VOICE. It’s a word that gets thrown around a lot among writers. With good reason: it’s one of the most important skills you can master, because it’s what brings a narrator and/or a character to life. But it’s also one of the hardest to explain, to grab hold of, to wrap our minds around, because it’s so dependent on the individual writer, the individual character, and the individual project. One of the best ways I know to improve your narrative voice is to study a book where a strong voice is present. Today I’ll be sharing with you not one but two strategies for using a mentor text to understand and strengthen your narrative voice.
I recently attended a webinar with children’s author Leah Henderson, where she said that voice is “word choice plus rhythm.” It was the clearest way of describing voice that I’d ever heard. Words are the building blocks of the story. Rhythm encompasses tone, mood, energy, and all of the other amorphous parts of writing that are so hard to pin down. If we study how it works in other books, we’ll add to our own toolbox of strategies for improving our narrative voice. So let’s take a look!

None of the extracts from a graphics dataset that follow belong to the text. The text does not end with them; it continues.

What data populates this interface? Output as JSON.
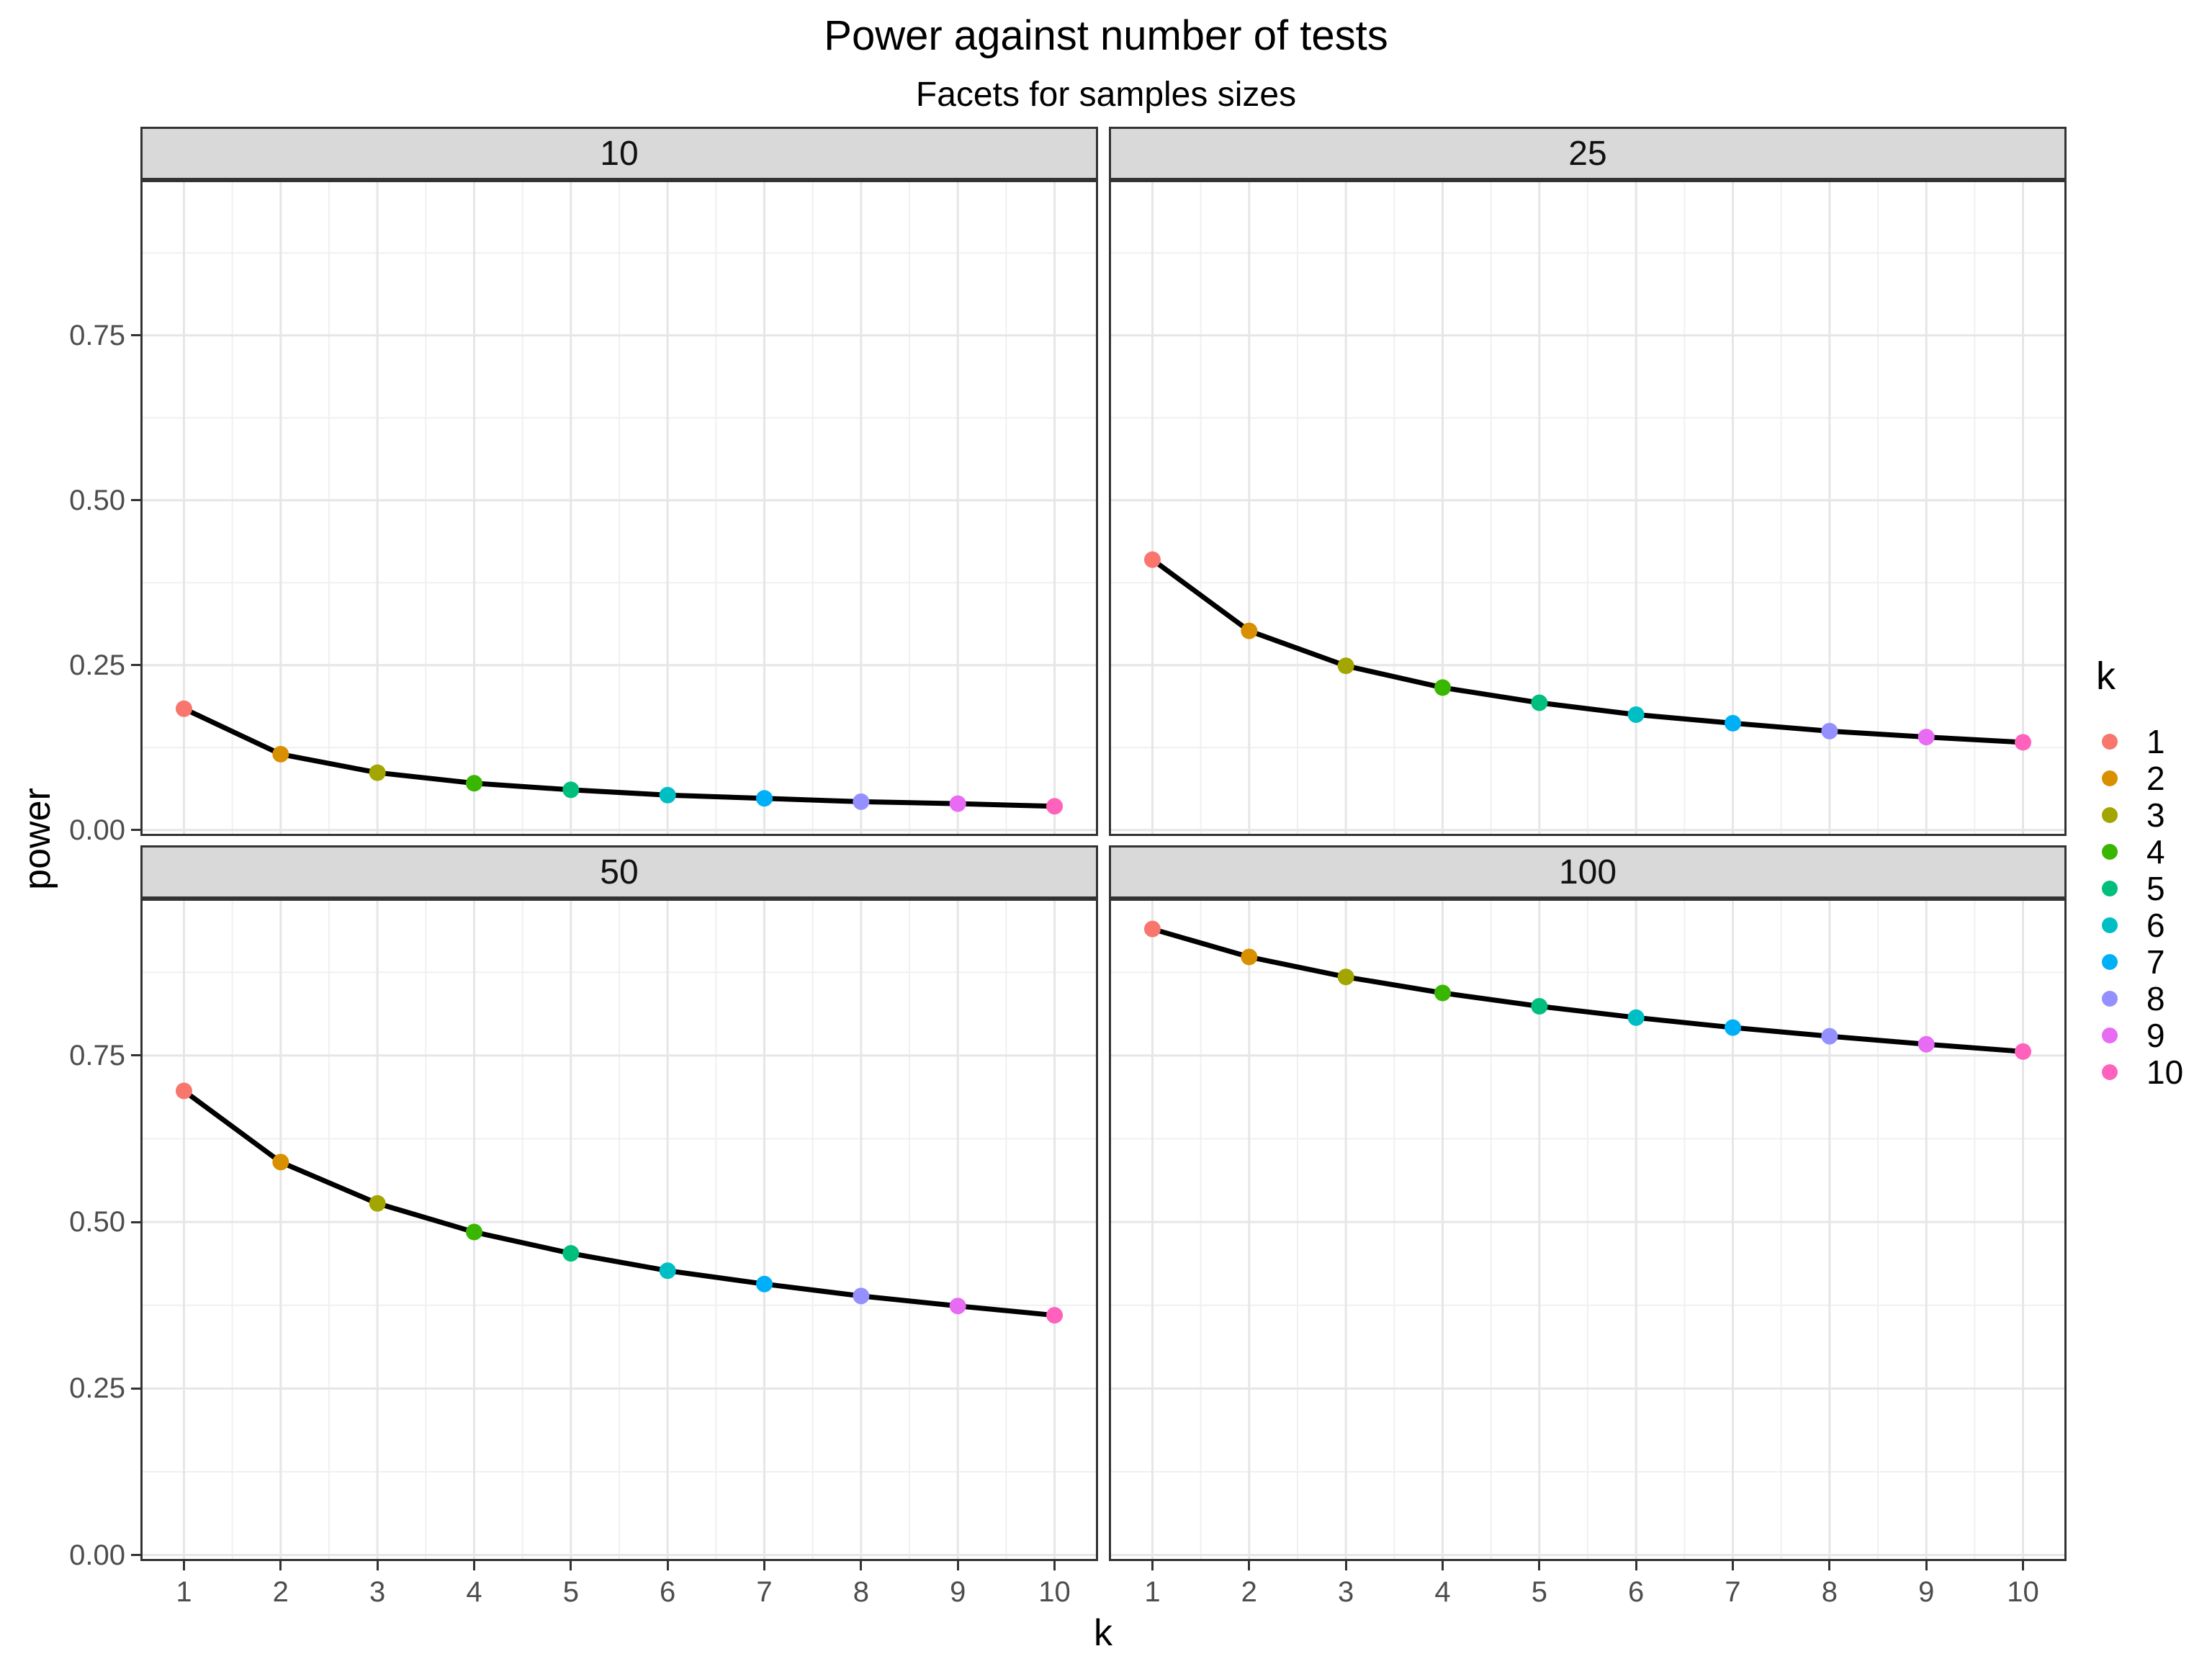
{
  "title": "Power against number of tests",
  "subtitle": "Facets for samples sizes",
  "axes": {
    "x_title": "k",
    "y_title": "power",
    "x_ticks": [
      1,
      2,
      3,
      4,
      5,
      6,
      7,
      8,
      9,
      10
    ],
    "y_ticks": [
      {
        "value": 0.0,
        "label": "0.00"
      },
      {
        "value": 0.25,
        "label": "0.25"
      },
      {
        "value": 0.5,
        "label": "0.50"
      },
      {
        "value": 0.75,
        "label": "0.75"
      }
    ]
  },
  "legend": {
    "title": "k",
    "entries": [
      {
        "label": "1",
        "color": "#F8766D"
      },
      {
        "label": "2",
        "color": "#D89000"
      },
      {
        "label": "3",
        "color": "#A3A500"
      },
      {
        "label": "4",
        "color": "#39B600"
      },
      {
        "label": "5",
        "color": "#00BF7D"
      },
      {
        "label": "6",
        "color": "#00BFC4"
      },
      {
        "label": "7",
        "color": "#00B0F6"
      },
      {
        "label": "8",
        "color": "#9590FF"
      },
      {
        "label": "9",
        "color": "#E76BF3"
      },
      {
        "label": "10",
        "color": "#FF62BC"
      }
    ]
  },
  "chart_data": {
    "type": "line",
    "title": "Power against number of tests",
    "subtitle": "Facets for samples sizes",
    "xlabel": "k",
    "ylabel": "power",
    "facet_variable": "sample size",
    "x": [
      1,
      2,
      3,
      4,
      5,
      6,
      7,
      8,
      9,
      10
    ],
    "facets": [
      {
        "label": "10",
        "values": [
          0.184,
          0.115,
          0.087,
          0.071,
          0.061,
          0.053,
          0.048,
          0.043,
          0.04,
          0.036
        ]
      },
      {
        "label": "25",
        "values": [
          0.41,
          0.302,
          0.249,
          0.216,
          0.193,
          0.175,
          0.162,
          0.15,
          0.141,
          0.133
        ]
      },
      {
        "label": "50",
        "values": [
          0.697,
          0.59,
          0.528,
          0.485,
          0.453,
          0.427,
          0.407,
          0.389,
          0.374,
          0.36
        ]
      },
      {
        "label": "100",
        "values": [
          0.94,
          0.898,
          0.868,
          0.844,
          0.824,
          0.807,
          0.792,
          0.779,
          0.767,
          0.756
        ]
      }
    ],
    "point_color_by_x": [
      "#F8766D",
      "#D89000",
      "#A3A500",
      "#39B600",
      "#00BF7D",
      "#00BFC4",
      "#00B0F6",
      "#9590FF",
      "#E76BF3",
      "#FF62BC"
    ],
    "line_color": "#000000",
    "xlim": [
      0.55,
      10.45
    ],
    "ylim": [
      -0.009,
      0.9856
    ],
    "x_major_gridlines": [
      1,
      2,
      3,
      4,
      5,
      6,
      7,
      8,
      9,
      10
    ],
    "x_minor_gridlines": [
      1.5,
      2.5,
      3.5,
      4.5,
      5.5,
      6.5,
      7.5,
      8.5,
      9.5
    ],
    "y_major_gridlines": [
      0,
      0.25,
      0.5,
      0.75
    ],
    "y_minor_gridlines": [
      0.125,
      0.375,
      0.625,
      0.875
    ],
    "grid": "major+minor",
    "legend_position": "right"
  },
  "colors": {
    "strip_background": "#D9D9D9",
    "panel_border": "#333333",
    "grid_major": "#E6E6E6",
    "grid_minor": "#F0F0F0",
    "tick_text": "#4D4D4D",
    "line": "#000000"
  }
}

Exercise 1: Identify the rhythm
The voice of your mentor text doesn’t have to be exactly the same as what you’re going for with your character. It might be snarky where yours is soft, or it might be joyful where yours is anxious. That isn’t the point so much as uncovering the writer’s strategies, and then playing with them on your own.
Start by naming the tone and mood of the character. Not necessarily in an individual scene, but overall. What feeling do you get when you read their thoughts and spoken words? There will probably be more than one adjective you could use, but try to narrow it down to just a couple. What is the crux of their personality?

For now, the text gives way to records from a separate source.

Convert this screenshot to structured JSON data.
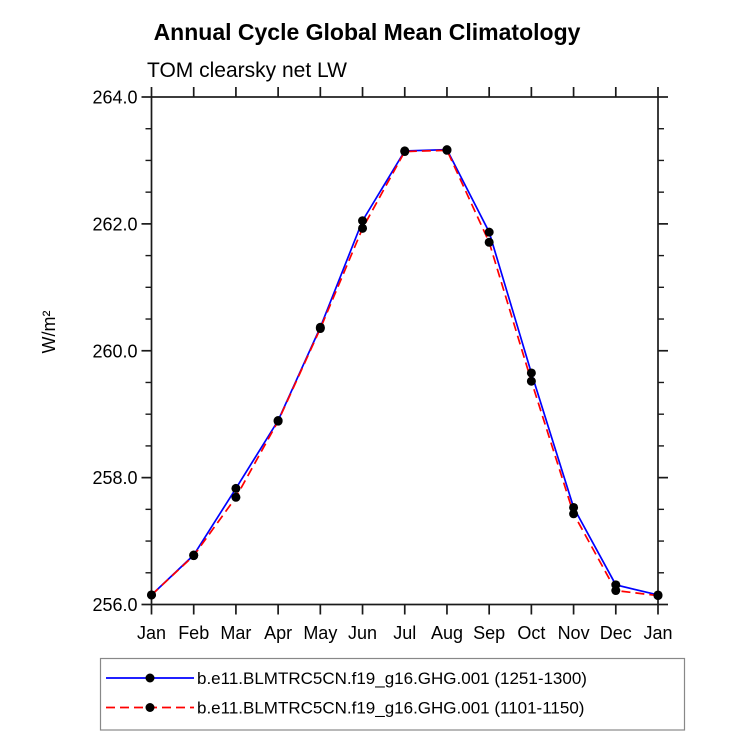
{
  "chart_data": {
    "type": "line",
    "title": "Annual Cycle Global Mean Climatology",
    "subtitle": "TOM clearsky net LW",
    "ylabel": "W/m²",
    "categories": [
      "Jan",
      "Feb",
      "Mar",
      "Apr",
      "May",
      "Jun",
      "Jul",
      "Aug",
      "Sep",
      "Oct",
      "Nov",
      "Dec",
      "Jan"
    ],
    "ylim": [
      256.0,
      264.0
    ],
    "yticks_major": [
      256.0,
      258.0,
      260.0,
      262.0,
      264.0
    ],
    "ytick_minor_step": 0.5,
    "ytick_label_format": "one_decimal",
    "grid": false,
    "legend_position": "bottom",
    "axis_color": "#1a1a1a",
    "marker_color": "#000000",
    "legend_border_color": "#888888",
    "series": [
      {
        "name": "b.e11.BLMTRC5CN.f19_g16.GHG.001 (1251-1300)",
        "color": "#0000ff",
        "line_style": "solid",
        "marker": "circle",
        "values": [
          256.15,
          256.78,
          257.83,
          258.9,
          260.37,
          262.05,
          263.15,
          263.17,
          261.87,
          259.65,
          257.53,
          256.31,
          256.15
        ]
      },
      {
        "name": "b.e11.BLMTRC5CN.f19_g16.GHG.001 (1101-1150)",
        "color": "#ff0000",
        "line_style": "dashed",
        "marker": "circle",
        "values": [
          256.15,
          256.77,
          257.69,
          258.89,
          260.35,
          261.93,
          263.14,
          263.16,
          261.71,
          259.52,
          257.43,
          256.22,
          256.14
        ]
      }
    ]
  }
}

Once you have that identified, notice the way sentences, paragraphs and white space on the page are used to create that mood. Are sentence short and snappy? Long and heavy? Punctuated with exclamation points or sprinkled with italics?
These are the things that create the rhythm of the story. Once you’ve noticed them in a mentor text, you’ll begin to see it everywhere. And then you can choose strategies that will set the tone and mood of your story.
Exercise 2: Find the right words
For this exercise, notice the vocabulary that the author uses. It’s not just about subject-specific vocabulary, although that is important, too. Notice how key words in every sentence are carefully chosen. If a narrator is older, worldly, or experienced in some way, they will use vocabulary that represents that. If the narrator is younger, innocent, or naïve, then their vocabulary will appear accordingly.
Again, once you have studied this once you’ll begin to notice it everywhere. So when you sit down to write, spend some time thinking about – and even listing – words that your narrator would use. You don’t have to use all of them, of course, but immersing yourself in that kind of thinking before you write will help the voice emerge in an intentional way.
Developing a narrator’s voice is complicated and we often – mistakenly – think it just comes naturally. But studying mentor texts will help you begin to recognize the tools that other writers use, which will set the stage for improving your own narrative voice.